Daisy glanced sideways at her maid. Her maid's face was pink.
"Maybe I should go next time?" Maki suggested.
"Come on—together." There was only this one chance, and Daisy wasn't going to push Maki out over a moment of awkwardness. That would be unconscionable. In her mind it would be like bathing or swimming together—nothing to it. They'd shared living space for more than two years; they knew each other well enough by now.
When they'd removed their underwear and walked into the metal room, though, it turned out to be different from what Daisy had pictured.

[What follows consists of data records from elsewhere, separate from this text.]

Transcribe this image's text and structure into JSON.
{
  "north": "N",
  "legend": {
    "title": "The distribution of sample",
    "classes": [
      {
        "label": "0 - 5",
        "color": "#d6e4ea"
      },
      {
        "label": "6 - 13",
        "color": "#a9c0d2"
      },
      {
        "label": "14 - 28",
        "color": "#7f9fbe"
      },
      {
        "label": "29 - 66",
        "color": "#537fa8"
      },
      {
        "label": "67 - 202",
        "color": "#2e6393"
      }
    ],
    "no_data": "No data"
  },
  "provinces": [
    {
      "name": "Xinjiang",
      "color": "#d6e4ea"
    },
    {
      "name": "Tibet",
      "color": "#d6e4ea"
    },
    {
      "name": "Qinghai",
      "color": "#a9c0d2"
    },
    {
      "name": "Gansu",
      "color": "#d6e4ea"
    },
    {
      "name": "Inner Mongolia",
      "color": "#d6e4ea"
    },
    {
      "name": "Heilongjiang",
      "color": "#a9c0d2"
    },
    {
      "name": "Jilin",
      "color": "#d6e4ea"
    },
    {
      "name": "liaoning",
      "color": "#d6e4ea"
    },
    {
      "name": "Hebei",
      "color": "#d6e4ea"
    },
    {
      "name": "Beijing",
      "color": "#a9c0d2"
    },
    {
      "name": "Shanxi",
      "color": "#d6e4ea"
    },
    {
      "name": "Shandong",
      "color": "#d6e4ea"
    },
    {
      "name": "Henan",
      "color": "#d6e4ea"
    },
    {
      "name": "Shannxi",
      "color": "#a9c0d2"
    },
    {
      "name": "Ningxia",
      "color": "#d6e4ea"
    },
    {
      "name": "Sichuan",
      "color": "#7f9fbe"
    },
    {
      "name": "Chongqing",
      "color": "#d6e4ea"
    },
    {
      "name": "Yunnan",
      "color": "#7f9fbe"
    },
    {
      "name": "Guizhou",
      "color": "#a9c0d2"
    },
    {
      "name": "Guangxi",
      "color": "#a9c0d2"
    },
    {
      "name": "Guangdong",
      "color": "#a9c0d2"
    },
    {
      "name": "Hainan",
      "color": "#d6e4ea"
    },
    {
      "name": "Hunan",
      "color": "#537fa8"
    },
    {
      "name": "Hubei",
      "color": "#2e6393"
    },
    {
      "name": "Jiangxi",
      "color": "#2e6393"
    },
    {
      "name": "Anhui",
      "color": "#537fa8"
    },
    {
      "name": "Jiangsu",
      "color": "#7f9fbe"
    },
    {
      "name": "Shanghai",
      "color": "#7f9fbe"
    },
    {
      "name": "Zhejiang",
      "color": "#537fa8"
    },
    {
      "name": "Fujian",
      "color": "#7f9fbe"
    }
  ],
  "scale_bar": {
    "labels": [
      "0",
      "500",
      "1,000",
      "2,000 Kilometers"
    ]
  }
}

The chamber had been designed small so the radiation could saturate every corner. The moment they stepped inside, the confined space pressed in immediately.
She cleared her throat—her maid's gaze had been growing more and more off, and she needed to say something.
"Yes! Focusing! Absolutely focusing!" Her maid announced loudly.
Standing face to face was obviously unworkable. Daisy sat cross-legged on the floor, then found the position unbearable for reasons she couldn't quite articulate, and shifted into a formal kneeling posture instead. For Maki a proper kneel was effortless; they ended up sitting across from each other, both of them looking vaguely ridiculous.
"Miss, you have such a wonderful—"
"So do you. Ahem. Let's begin, Danger."
Light blazed through the specially constructed apparatus—numerous wavelengths beyond the range of the human retina—and refracted into the metal chamber.
Actually quite striking. That was Daisy's first impression. The radiation hit her skin and produced a faint prickling sensation, nothing more. No violent physical transformation, no agonizing purge—none of what she'd anticipated.
She was beginning to wonder whether it would work on her at all when the voice from across the room shattered the quiet.
"It hurts— it feels like my bones are dissolving!" Maki rolled onto the floor, drenched in sweat, every muscle locked at full tension.
Daisy abandoned any attempt at dignity and scrambled across to check on her. "Danger—what's happening?"
"Everything is within normal parameters. This phase is a necessary preliminary to enhancement."
There was nothing Daisy could do. She crouched beside her maid and kept talking. "Maki. I'm right here. Hold on."
Whatever else you could say about the Japanese capacity for endurance, Matsumoto Maki had it in full. She pushed through the pain by sheer will, slowly forced herself upright again, and signaled she could continue.
She was gritting her teeth, trembling violently from head to foot. Within twenty seconds her hair was soaked as though she'd dunked her head in water. Daisy kept encouraging her in Japanese.